Is there a way in which a certain type of individualism, which Irving Howe points to in his book on Emerson, provides a potent source of resistance or rebellion?
Personal responsibility can mean mutual aid. Personal responsibility can mean you have an obligation to participate in the community. It’s a language shift. Similarly, I could imagine an individualism that didn’t just mean Reaganism but also offered a source of resistance, especially if practiced in tandem with others. And sure there are elements of individualism that are nonconformist and that create new cultural and artistic forms that challenge hidebound traditions and are wildly imaginative. That is deeply American as well, along with the negative individualism.
You argue that we must build off of and celebrate recent political victories. Can you describe those victories?

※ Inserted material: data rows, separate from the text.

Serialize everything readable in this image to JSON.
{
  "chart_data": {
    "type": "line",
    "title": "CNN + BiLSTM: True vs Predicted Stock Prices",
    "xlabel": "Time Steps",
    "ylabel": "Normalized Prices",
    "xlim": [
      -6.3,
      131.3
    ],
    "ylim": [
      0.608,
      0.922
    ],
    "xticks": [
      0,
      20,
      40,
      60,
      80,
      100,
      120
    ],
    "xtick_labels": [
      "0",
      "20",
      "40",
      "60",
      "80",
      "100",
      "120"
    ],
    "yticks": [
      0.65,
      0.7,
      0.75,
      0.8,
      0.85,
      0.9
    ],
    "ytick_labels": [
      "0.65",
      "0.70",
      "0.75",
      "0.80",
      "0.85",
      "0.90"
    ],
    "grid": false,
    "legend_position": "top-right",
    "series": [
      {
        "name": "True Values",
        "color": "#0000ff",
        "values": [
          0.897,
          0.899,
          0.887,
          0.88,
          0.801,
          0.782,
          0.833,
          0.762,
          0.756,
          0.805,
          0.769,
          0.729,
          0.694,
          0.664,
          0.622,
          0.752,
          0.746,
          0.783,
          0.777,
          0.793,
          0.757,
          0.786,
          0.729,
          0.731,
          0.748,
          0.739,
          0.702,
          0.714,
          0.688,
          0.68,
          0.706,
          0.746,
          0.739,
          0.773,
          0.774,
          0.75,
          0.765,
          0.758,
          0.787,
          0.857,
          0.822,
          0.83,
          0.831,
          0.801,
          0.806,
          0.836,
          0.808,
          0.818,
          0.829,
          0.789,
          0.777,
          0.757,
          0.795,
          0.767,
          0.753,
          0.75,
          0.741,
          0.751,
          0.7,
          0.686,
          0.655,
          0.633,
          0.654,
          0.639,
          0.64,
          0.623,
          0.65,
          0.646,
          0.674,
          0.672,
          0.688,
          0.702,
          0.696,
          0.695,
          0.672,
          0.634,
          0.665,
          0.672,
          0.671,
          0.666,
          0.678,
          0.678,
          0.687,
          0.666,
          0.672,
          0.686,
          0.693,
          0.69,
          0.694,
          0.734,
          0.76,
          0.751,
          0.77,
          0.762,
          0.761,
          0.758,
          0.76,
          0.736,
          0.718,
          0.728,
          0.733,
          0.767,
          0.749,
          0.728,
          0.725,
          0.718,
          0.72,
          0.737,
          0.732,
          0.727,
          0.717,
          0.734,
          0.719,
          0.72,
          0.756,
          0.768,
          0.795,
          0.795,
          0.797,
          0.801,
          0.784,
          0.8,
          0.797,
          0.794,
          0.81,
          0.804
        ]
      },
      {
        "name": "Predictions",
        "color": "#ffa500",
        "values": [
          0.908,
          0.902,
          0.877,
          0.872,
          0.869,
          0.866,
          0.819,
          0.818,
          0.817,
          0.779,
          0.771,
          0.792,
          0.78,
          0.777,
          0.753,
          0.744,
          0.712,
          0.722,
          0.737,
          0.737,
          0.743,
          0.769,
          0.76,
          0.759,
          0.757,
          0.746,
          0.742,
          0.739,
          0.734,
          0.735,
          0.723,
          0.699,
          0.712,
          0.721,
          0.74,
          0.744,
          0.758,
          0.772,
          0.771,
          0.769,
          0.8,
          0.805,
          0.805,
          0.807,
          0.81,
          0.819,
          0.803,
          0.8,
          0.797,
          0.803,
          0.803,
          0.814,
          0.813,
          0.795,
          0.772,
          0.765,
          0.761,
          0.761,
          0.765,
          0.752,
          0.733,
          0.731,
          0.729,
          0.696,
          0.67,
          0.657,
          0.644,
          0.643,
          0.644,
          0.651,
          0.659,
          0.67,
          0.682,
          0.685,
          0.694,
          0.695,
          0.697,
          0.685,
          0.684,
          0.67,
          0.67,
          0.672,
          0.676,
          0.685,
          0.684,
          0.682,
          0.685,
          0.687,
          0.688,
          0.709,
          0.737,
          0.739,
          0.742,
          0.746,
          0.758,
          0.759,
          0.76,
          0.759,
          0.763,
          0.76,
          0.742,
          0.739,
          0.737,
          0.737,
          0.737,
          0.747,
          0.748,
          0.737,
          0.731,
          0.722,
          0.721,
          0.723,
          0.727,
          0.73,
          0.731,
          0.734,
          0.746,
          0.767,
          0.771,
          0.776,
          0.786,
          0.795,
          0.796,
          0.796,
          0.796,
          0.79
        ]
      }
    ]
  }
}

Some things that Biden and others have achieved have not been celebrated enough. The American Rescue Plan to me was remarkable in parts. So was the implementation of the Child Tax Credit and the eviction moratorium. And slowing down the churn rate off of Medicaid and the Supplemental Nutrition Assistance Program by not making people have to check in for reenrollment. That was driven by the pandemic but also an achievement. In the case of the latter, people stayed on the rolls rather than being kicked out.
You also write about alternatives to the individualist culture, like worker cooperatives and other kinds of voluntarism. You point out that there are around 463 worker co-ops, which is not very many. How can these become scalable?
These aren’t broad societal solutions necessarily but taken together they represent the seeds of a potential alternative to, say, gig work. I profiled one driver’s co-op cab company in New York and a pizza company in San Jose and a farm in Alabama, and they are on the upswing. With the worker owned cab co-op, the drivers get much more of the share of each ride than they would working for the corporate ride companies like Uber or Lyft.